Normalmente, você precisa ativar a função de geolocalização — alguns apps pedem autorização para enviar os dados, outros não. Quando isso acontece, eles se tornam públicos —mas há uma grande discussão sobre concentimento e direito a privacidade em jogo.

Parte dos dados de empresas como Google, Facebook e Apple são abertos para o público e qualquer pessoa pode checar, inclusive os pesquidores e cientistas. Parte dos dados da In Loco estão no site da empresa e também podem ser consultados, mas detalhes sobre bairros e informações mais específicas não são divulgados publicamente. Ela tem parceria com cerca de 20 estados e fornece dados cartográficos e estatísticos que chegam ao nível dos bairros, mas de forma anonimizada.

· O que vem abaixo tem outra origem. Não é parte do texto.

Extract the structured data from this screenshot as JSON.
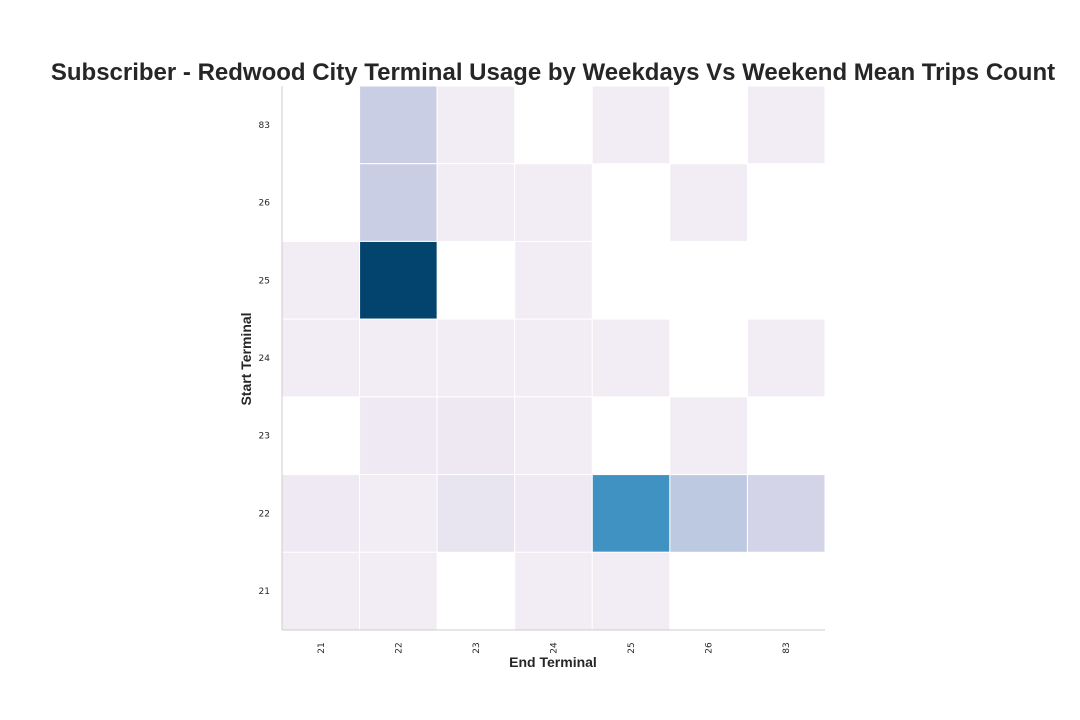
{
  "chart_data": {
    "type": "heatmap",
    "title": "Subscriber - Redwood City Terminal Usage by Weekdays Vs Weekend Mean Trips Count",
    "xlabel": "End Terminal",
    "ylabel": "Start Terminal",
    "x_categories": [
      "21",
      "22",
      "23",
      "24",
      "25",
      "26",
      "83"
    ],
    "y_categories": [
      "83",
      "26",
      "25",
      "24",
      "23",
      "22",
      "21"
    ],
    "colormap": "PuBu",
    "value_range": [
      0,
      1
    ],
    "values": [
      [
        null,
        0.28,
        0.05,
        null,
        0.05,
        null,
        0.05
      ],
      [
        null,
        0.28,
        0.05,
        0.05,
        null,
        0.05,
        null
      ],
      [
        0.05,
        1.0,
        null,
        0.05,
        null,
        null,
        null
      ],
      [
        0.05,
        0.05,
        0.05,
        0.05,
        0.05,
        null,
        0.05
      ],
      [
        null,
        0.1,
        0.11,
        0.05,
        null,
        0.05,
        null
      ],
      [
        0.1,
        0.05,
        0.14,
        0.1,
        0.68,
        0.33,
        0.23
      ],
      [
        0.05,
        0.05,
        null,
        0.05,
        0.05,
        null,
        null
      ]
    ]
  }
}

Existe uma forma diferente de acompanhar aglomerações, que é pela triangulação entre diferentes antenas às quais os celulares vão se conectando no caminho. As operadoras Algar, Claro, Oi, Tim e Vivo já se comprometeram a enviar dados sobre a localização de 222,2 milhões de linhas para o Ministério da Ciência, Inovação, Tecnologia e Comunicação (MCTIC) —as cinco empresas respondem por 97,8% dos 227,1 milhões de acessos móveis no Brasil. Com esses dados, é possível montar mapas de calor que indicam maior ou menor concentração de aparelhos em uma certa área.

Esse monitoramento ainda não está sendo feito nacionalmente, por decisão do presidente Jair Bolsonaro, mas acontece no estado de São Paulo, por exemplo, em parceria com Claro, TIM, Oi e Vivo. Os dados não são divulgados publicamente, ficam disponíveis em centrais de controle, e monitoram cidades com mais de 200 mil habitantes —há planos de estendê-lo para municípios que tenham a partir de 30 mil moradores.

E aqui a discussão é sobre a possibilidade de granular mais os dados, o que poderia indicar cada indivíduo conectado e atingir outro patamar de falta de privacidade.